Usage of bank channels increased seven times at the start of the lockdown
Many countries have reported an increase in the usage of formal financial channels during the lockdown period. The data from the cooperatives revealed a similar pattern for farmers too, showing a seven-time increase in the usage of banking channels for deposits and withdrawals during the lockdown period. Most of the users preferred banking channels to cash out their wallet balance during the initial months of lockdown. This shows that users generally prefer using bank channels to transfer the received amount to their bank accounts.
Agents played a critical role in onboarding farmers
DFS agents such as cooperatives and other community-based organizations have been key in bridging the gap between farmers and formal financial channels.

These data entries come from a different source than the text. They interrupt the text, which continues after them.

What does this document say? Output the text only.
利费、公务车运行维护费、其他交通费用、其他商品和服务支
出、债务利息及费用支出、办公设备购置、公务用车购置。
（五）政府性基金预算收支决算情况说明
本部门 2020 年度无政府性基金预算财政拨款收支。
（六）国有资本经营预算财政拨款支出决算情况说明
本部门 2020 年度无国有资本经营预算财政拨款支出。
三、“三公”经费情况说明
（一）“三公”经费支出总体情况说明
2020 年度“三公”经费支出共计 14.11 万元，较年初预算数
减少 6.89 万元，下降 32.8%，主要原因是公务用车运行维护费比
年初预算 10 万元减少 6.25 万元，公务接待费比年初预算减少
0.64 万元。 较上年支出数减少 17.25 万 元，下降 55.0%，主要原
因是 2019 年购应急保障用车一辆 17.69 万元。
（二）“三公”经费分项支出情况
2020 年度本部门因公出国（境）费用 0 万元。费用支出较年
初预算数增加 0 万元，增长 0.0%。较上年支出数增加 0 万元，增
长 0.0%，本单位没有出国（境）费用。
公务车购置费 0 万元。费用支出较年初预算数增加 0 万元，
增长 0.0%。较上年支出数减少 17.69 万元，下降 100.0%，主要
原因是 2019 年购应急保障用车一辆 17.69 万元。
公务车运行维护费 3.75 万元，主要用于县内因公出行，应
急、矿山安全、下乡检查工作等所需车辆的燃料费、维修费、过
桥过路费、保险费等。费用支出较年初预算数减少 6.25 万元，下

Users’ data show that nearly 58 percent of the cash coming into the wallet is through DFS agent channels such as onboarded cooperatives, merchants, and agents via the Prabhu platform. Also, nearly 42 percent of cash coming into the wallet is from other digital sources such as bank transfers (16 percent), mobile banking (16 percent) and remittances (10 percent). This indicates that due to the financial services offered by these grassroots organizations, farmers were able to use other digital channels as per their need, hence, broadening their financial access.
Farmers are using the digital wallet for additional services
The analysis shows that farmers have started to use digital payments for additional services such as agriculture inputs, insurance payments, etc. This demonstrates that there is a possibility and need for broadening the ecosystem with relevant merchants and new services. Farmers are ready for the expansion of the services provided at the tip of their fingers on their phones, it is now a matter of building their awareness.
The surge in the use of digital wallet has proven that the digitalization of dairy cooperatives has helped many smallholder farmers weather the pandemic. While COVID-19 is still running its course, the analysis underscores the importance of digital literacy and digital financial services, especially in rural Nepal.